In only his second year out of Georgia, Johnson’s improvement is impressive to say the least. He was active for only three of the team’s 16 games last year.
Jon Beason led the Panthers in tackles with 15; 11 of them solo. Beason has 79 total tackles on the season and will be looking to match and improve upon his 140 tackle performance in his rookie season.
Chris Gamble and Richard Marshall both recorded interceptions for the Carolina defense, with Marshall’s coming in the end zone to thwart a promising Oakland drive after Delhomme’s first pick.
The Panthers also played well on special teams, especially kick returner Mark Jones. Jones returned seven punts for 123 yards and nearly broke one for a touchdown before being forced out of bounds after 55 yards by Oakland punter Shane Lechler. That would set up the Kasay field goal that ultimately put the game out of reach for Oakland. His lone kickoff return was good for 59 yards.
The Raiders did not help themselves any Sunday, racking up 83 yards on 10 penalties. To go along with the five sacks, Oakland also fumbled the ball five times, although they lost only one of them.
Fargas led the Raiders on the ground with 89 yards on 22 carries while Michael Bush was the team’s leading receiver with five catches for 43 yards. Rashad Baker snagged two of Delhomme’s four interceptions while Asomugha and Sam Williams each had one.

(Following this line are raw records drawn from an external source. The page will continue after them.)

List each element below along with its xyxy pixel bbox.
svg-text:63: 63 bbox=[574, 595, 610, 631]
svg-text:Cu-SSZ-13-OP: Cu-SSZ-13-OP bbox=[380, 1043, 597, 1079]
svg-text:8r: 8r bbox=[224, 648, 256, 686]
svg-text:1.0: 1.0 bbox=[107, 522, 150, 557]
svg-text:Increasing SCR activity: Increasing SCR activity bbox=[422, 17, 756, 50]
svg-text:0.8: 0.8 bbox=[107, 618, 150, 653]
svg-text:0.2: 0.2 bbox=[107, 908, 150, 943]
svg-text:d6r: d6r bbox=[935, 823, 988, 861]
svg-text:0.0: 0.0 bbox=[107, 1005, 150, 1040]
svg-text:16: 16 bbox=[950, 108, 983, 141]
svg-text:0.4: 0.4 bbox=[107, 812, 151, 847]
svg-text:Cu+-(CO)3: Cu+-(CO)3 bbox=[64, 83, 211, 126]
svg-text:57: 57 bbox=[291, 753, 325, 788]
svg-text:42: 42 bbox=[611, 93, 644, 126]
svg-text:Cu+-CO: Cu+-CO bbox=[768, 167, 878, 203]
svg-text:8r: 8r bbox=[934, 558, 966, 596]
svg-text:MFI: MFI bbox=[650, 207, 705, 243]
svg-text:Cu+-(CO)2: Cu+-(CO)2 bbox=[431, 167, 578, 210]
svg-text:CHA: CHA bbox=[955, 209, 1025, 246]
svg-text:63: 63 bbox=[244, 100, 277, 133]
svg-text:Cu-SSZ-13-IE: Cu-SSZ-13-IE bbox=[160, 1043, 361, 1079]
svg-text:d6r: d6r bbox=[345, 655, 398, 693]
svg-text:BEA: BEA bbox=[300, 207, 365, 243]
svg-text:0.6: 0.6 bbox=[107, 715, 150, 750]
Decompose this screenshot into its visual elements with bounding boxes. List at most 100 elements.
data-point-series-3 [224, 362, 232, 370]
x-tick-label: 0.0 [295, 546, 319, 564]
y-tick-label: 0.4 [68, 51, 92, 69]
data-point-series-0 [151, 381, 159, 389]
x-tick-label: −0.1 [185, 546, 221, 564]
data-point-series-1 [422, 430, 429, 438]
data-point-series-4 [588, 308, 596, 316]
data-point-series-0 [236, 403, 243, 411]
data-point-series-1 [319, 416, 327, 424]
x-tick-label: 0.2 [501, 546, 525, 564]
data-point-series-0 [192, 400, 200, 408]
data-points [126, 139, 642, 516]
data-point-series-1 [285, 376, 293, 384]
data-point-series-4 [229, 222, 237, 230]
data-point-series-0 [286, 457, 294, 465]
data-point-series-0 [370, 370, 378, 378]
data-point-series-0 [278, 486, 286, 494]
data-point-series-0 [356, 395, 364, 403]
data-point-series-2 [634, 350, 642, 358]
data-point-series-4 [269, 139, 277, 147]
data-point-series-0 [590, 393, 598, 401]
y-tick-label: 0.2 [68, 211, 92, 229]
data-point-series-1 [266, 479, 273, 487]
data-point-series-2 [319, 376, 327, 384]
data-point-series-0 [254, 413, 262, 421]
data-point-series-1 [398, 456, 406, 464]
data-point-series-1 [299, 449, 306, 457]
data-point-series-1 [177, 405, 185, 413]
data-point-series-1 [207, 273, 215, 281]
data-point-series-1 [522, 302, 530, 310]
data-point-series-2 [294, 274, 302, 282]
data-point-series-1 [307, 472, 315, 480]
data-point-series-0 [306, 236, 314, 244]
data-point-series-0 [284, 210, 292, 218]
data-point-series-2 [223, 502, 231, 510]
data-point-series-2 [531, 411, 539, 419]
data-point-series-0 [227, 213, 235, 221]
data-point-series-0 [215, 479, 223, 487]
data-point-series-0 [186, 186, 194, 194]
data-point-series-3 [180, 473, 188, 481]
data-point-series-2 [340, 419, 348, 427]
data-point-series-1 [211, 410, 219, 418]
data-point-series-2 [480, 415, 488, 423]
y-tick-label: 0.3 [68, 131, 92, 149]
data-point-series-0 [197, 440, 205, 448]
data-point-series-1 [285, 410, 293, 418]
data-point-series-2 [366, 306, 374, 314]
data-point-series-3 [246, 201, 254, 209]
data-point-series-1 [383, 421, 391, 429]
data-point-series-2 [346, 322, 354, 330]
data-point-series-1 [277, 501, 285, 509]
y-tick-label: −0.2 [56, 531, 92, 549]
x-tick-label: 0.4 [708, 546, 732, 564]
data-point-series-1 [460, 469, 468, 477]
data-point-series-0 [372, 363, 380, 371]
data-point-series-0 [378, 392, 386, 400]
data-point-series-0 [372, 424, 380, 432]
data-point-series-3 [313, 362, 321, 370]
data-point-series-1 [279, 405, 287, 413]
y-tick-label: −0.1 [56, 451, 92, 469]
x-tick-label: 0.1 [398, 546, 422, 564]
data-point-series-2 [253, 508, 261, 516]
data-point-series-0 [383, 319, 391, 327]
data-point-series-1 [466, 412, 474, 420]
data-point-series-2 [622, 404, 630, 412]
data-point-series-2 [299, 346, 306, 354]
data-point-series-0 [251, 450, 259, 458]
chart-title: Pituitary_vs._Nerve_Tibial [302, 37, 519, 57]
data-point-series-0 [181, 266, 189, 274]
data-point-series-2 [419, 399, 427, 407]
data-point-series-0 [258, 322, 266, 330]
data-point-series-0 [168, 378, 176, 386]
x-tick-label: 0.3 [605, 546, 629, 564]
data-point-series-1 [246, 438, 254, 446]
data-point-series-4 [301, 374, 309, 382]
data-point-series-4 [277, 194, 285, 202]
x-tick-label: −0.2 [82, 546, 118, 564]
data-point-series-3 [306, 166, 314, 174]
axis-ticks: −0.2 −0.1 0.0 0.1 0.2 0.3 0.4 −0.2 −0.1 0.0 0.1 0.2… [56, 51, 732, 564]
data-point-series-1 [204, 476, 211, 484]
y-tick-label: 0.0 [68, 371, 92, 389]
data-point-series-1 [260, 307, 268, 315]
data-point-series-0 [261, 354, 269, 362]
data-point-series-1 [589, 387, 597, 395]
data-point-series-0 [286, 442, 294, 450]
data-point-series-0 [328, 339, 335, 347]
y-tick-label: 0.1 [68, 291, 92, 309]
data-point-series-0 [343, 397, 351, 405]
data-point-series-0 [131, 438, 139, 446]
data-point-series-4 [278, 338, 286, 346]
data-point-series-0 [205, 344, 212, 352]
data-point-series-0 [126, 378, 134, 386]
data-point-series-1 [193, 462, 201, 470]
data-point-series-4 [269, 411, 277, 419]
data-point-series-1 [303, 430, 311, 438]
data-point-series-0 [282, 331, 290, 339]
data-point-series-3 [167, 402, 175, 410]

The Raiders had the ball for a commanding 37:02, but were only able to yield two Sebastian Janikowski field goals to show for it. Janikowski missed a 58-yard attempt with nine seconds left in the game that would have allowed the Raiders to try for a miracle onside kick and Hail Mary combination to potentially tie the game.
To put a cap on the lackluster performance that both teams put on Sunday, the two teams combined to go 5-for-30 on third down, commit seven turnovers, punt 20 times, were whistled for 14 penalties and had a combined average of less than five yards per passing play.
The Panthers' 22:58 time of possession was their lowest this season.
The Panthers will have the opportunity to work out some of the kinks in their offense during next week’s game, as they host the win-less Detroit Lions. Lucky for Carolina they don’t have to travel to a hostile environment or face a division rival a week after their pitiful effort in Oakland.
The Raiders will try to break their streak of nine consecutive quarters without a touchdown and turn the season around under interim head coach Tom Cable when they head to Miami next Sunday.